E invece, anvedi che Gelmini ci dice che non avevamo capito proprio nulla, quante paranoie inutili vi siete fatti voi e ‘sto coprifuoco.
Salvo poi, qualche ora dopo l’uscita dell’intervista (che noi abbiamo riportato, perché voi non fidarti di quel che dice un ministro?), essere smentita dal Viminale, che ha detto a lei di andarci piano con le “interpretazioni personali”, e a noi che l’unica voce competente sul tema “è quella del Ministro dell’Interno”.

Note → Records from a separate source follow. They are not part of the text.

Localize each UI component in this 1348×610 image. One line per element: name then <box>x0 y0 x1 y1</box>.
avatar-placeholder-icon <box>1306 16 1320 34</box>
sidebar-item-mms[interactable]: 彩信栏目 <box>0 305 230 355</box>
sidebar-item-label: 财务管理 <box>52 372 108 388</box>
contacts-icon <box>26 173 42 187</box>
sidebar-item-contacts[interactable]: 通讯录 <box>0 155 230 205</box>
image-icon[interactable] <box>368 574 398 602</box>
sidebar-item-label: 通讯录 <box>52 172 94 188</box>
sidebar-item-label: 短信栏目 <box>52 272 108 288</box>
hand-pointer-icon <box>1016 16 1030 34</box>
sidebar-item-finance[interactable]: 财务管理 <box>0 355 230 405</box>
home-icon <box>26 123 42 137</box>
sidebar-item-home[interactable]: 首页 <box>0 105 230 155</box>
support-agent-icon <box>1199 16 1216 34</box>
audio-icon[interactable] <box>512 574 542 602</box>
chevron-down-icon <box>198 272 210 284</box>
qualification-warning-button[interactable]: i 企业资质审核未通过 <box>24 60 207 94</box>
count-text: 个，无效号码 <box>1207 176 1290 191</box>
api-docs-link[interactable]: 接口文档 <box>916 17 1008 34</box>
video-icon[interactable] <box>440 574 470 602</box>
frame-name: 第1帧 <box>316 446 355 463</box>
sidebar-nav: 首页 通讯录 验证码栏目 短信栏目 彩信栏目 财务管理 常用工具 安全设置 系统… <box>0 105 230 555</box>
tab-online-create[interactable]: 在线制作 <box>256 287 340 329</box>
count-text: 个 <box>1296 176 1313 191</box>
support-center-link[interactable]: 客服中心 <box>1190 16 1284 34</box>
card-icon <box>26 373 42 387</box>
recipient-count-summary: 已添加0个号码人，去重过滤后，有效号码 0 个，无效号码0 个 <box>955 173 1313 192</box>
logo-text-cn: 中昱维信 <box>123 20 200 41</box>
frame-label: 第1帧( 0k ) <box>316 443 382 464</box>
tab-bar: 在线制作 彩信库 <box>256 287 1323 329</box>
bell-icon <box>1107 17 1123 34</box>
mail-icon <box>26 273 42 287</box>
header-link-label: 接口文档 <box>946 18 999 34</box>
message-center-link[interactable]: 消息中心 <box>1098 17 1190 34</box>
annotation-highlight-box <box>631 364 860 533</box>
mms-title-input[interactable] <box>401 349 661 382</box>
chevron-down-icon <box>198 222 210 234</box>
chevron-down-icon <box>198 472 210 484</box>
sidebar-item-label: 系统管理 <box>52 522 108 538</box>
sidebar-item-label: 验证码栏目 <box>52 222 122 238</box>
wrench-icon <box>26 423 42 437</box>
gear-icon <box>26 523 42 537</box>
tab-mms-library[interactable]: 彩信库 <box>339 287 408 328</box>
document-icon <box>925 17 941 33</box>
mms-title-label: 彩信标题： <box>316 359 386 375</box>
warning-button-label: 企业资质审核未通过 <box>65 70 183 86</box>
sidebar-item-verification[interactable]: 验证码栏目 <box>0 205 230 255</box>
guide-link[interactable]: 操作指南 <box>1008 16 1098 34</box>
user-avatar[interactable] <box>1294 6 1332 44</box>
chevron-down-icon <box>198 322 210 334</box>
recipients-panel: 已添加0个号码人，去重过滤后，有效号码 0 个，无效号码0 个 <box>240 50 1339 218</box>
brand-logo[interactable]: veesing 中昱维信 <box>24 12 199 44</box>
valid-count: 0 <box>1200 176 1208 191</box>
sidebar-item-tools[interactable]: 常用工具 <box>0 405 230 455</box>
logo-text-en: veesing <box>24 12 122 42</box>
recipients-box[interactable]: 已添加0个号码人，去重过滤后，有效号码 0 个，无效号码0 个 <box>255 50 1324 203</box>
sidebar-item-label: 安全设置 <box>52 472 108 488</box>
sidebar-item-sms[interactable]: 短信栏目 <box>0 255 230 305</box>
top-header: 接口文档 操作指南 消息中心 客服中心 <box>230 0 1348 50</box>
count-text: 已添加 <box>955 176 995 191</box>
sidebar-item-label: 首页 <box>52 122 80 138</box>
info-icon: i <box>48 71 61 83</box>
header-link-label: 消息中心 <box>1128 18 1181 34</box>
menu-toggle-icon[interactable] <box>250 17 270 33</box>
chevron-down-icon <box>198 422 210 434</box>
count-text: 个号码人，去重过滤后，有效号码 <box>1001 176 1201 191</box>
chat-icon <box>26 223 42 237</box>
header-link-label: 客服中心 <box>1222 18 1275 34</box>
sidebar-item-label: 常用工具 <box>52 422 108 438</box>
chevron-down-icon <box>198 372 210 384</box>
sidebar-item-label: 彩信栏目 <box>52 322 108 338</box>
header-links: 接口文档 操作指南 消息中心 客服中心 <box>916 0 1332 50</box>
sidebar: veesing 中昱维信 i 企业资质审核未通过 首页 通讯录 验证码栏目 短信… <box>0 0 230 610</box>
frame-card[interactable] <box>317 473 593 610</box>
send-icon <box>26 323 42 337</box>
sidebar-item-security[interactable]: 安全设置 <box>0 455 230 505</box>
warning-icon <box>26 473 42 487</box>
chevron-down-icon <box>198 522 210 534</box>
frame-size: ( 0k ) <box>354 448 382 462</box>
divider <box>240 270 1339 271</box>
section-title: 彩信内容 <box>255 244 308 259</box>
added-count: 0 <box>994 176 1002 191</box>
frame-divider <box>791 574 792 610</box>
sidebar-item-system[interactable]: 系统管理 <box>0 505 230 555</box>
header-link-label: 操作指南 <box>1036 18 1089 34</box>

E noi che pensavamo fossero tutti informati sui fatti. È che proprio non si parlano, tra di loro, poverini. E alla fine vengono fuori ‘sti grovigli. Che noi diamo una fake news, e non che la ministra Gelmini dà informazioni sbagliate. Che il ristoratore che ha letto l’intervista di ieri magari tiene lì le persone fino alle 22 spaccate, e poi si prende la multa, e hai voglia a dire ai vigili “ma giuro che me l’ha detto Mariastella Gelmini”, tanto poi non è che se le mandi la multa la paga lei.
La necessità di chiarezza
Se vi sembrano discorsi populisti, sappiate che è esattamente il contrario. Populista è chi, pur di racimolare qualche consenso in più, gioca a fare il cerchiobottista. Chi aspetta l’ultimo minuto per dichiarare le chiusure, tenendo il termometro sotto l’ascella (siamo buonissimi) della folla per vedere quanto è arrabbiata e quanto può ancora sopportare. Chi dice coprifuoco alle 22, no scusate alle 23, tanto poi a maggio ne riparliamo. Chi dice che bisogna ripartire ma lo fa sapendo che ripartire non si può, e che la responsabilità di fare il poliziotto cattivo se la prenderanno gli altri. Chi pensa che si possa aspettare la domenica per comunicare la zona rossa del lunedì, così la gente non ha tempo di arrabbiarsi, anche quando i dati dicono da settimane che la zona rossa – inesorabilmente – arriverà.
Perché non si può credere che sia solo impreparazione e improvvisazione. Non si può credere che non si tenga conto che i ristoranti, i bar e le attività commerciali non funzionano con un tasto “accendi/spegni”, e dunque hanno bisogno di un minimo (ma un minimo, eh) di programmazione per ripartire. Non si può credere che il venerdì non si sappia cosa succede il sabato, o che la mano destra non sappia cosa fa la sinistra. Perché è questo, più ancora che i periodi di chiusura, più ancora che il terrorismo mediatico di cui di tanto in tanto ci accusate, che rischia di mandare in malora il settore della ristorazione.
E allora non impuntiamoci sul riaprire a qualsiasi costo, impuntiamoci prima di tutto sulla chiarezza. E se ci sono ministri non titolati a parlare di un argomento, allora sarebbe meglio che cercassero di non rilasciare interviste.